Des réactions favorables
Acteurs cruciaux du bâtiment, le neuf comme celui à rénover, les entrepreneurs de la construction seront directement impactés par la feuille de route de la Ville de Montréal. À l’Association de la construction du Québec (ACQ), on a accueilli plutôt favorablement la nouvelle annoncée en mai dernier. « De façon générale, pour l’industrie de la construction, ça correspond aux orientations qu’on s’est données en matière de construction durable. On est sur la même page que la Ville sur ce plan », indique Guillaume Houle, responsable des affaires publiques à l’ACQ. Il pose toutefois un bémol : « On attend impatiemment de voir les détails de la politique. Il va falloir aussi tenir compte du contexte économique et du contexte de la pénurie de main-d’oeuvre. Car on va avoir besoin de main-d’oeuvre supplémentaire pour effectuer ces travaux demandés par la Ville. »
À l’Hôtel de ville, on se fait rassurant et on mise sur la bonne marche des consultations publiques à venir à l’automne 2022. « Elles permettront de définir plusieurs choses, dont le rythme d’application des différents seuils de performance GES selon les secteurs et types de bâtiments, les considérations patrimoniales, de design, de couts et d’équité sociale, etc. Cette période consultative nous permettra de prendre tous les facteurs en compte pour que le déroulement et l’adoption du règlement se fassent en collaboration avec les différents acteurs, dont les entrepreneurs », assure l’attachée de presse Marikym Gaudreault.
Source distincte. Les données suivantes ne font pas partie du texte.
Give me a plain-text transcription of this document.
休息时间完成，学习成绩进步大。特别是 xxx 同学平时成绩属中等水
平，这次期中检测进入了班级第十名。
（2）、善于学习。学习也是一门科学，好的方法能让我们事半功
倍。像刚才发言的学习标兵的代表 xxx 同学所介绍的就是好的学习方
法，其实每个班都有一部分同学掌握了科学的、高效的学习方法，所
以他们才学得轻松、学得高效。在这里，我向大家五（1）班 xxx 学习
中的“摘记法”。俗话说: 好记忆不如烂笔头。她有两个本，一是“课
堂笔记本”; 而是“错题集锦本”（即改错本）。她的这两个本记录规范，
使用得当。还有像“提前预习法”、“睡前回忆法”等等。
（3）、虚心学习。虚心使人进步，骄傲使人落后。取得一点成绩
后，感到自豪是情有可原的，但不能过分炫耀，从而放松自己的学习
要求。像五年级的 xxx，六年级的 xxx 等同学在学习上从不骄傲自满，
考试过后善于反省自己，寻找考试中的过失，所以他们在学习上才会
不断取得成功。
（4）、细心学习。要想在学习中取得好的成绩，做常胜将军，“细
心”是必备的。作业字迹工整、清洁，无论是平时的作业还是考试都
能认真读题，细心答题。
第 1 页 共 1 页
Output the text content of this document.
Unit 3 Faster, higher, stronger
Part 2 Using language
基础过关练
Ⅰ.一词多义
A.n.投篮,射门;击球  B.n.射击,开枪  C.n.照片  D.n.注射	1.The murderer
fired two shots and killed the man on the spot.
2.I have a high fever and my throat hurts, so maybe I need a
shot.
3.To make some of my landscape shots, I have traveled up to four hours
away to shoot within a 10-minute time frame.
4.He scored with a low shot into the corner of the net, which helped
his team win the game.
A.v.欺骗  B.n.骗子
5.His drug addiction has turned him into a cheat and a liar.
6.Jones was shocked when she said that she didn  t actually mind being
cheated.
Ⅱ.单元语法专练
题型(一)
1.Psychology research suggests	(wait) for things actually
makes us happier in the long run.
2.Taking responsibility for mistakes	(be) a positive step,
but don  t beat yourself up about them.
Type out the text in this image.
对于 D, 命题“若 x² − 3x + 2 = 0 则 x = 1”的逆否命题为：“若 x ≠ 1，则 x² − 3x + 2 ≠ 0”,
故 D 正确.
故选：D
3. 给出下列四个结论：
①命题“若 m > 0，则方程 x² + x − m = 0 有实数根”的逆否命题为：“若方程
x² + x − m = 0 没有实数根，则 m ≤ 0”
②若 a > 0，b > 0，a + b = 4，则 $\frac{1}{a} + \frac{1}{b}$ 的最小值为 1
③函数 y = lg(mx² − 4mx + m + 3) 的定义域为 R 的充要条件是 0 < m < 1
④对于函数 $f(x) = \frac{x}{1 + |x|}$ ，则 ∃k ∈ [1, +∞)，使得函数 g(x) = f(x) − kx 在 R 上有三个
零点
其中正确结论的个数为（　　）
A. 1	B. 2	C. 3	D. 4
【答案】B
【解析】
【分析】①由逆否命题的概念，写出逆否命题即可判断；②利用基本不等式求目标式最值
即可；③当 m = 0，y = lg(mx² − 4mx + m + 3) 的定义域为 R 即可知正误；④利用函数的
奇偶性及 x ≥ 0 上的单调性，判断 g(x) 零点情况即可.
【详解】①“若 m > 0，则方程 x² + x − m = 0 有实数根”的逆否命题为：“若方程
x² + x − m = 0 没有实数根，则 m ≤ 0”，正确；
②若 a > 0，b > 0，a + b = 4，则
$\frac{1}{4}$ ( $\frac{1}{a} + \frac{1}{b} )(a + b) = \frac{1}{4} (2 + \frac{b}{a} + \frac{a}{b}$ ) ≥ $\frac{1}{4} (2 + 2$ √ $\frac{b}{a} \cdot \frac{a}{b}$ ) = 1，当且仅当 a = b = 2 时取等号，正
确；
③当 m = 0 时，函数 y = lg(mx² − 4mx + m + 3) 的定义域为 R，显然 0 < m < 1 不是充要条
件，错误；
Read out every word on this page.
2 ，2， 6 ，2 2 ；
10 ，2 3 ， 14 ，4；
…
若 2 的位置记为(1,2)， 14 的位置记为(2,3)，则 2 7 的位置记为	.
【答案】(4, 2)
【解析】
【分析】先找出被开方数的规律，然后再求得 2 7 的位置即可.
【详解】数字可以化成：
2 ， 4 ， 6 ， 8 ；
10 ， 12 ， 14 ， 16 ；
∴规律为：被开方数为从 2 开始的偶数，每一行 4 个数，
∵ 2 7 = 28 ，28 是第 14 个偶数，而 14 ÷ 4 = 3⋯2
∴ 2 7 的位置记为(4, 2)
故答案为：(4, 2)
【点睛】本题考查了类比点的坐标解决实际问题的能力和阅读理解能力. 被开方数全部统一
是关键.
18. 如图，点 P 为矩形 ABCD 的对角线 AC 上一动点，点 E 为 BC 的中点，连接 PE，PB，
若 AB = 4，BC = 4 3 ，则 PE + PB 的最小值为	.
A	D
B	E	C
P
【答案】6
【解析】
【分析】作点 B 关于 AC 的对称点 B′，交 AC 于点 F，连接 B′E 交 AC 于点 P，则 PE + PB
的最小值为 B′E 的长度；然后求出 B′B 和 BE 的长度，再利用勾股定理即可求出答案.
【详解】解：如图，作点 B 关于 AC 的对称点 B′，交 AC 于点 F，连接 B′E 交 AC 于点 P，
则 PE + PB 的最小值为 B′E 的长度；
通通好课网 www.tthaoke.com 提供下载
Du côté de l’expert-conseil Francis Pronovost, on espère que la feuille de route de la Ville amènera de l’eau au moulin pour adopter de nouvelles pratiques. « Ça pourrait être des mesures d’encouragement pour que les entrepreneurs en chauffage et en climatisation puissent avoir des pratiques élargies d’efficacité énergétique et mieux cerner ce qui se passe dans le bâtiment. On entre dans une grosse campagne d’actions, ça vaut la peine de mettre de l’argent pour augmenter les compétences de tous en même temps. » Et malgré les inquiétudes de certains et une augmentation probable des travaux afin d’atteindre les seuils qui seront fixés à l’automne, Francis Pronovost est persuadé que, autant pour la Ville que pour les entrepreneurs, le temps jouera en leur faveur, le calendrier de réalisation s’étendant, rappelons-le, jusqu’en 2040.
À ne pas confondre avec Écohabitation, Écobâtiment est un organisme de Québec oeuvrant autant en institutionnel et en commercial qu’en résidentiel. Celui-ci contribue à la transformation du milieu bâti réduisant ainsi son impact sur l’environnement. Il offre donc de l’accompagnement et de la formation, en plus de promouvoir le bâtiment durable. S’il travaille davantage auprès des promoteurs, des grandes institutions, des municipalités et des ministères, il accompagne aussi des particuliers pour des projets de maisons unifamiliales.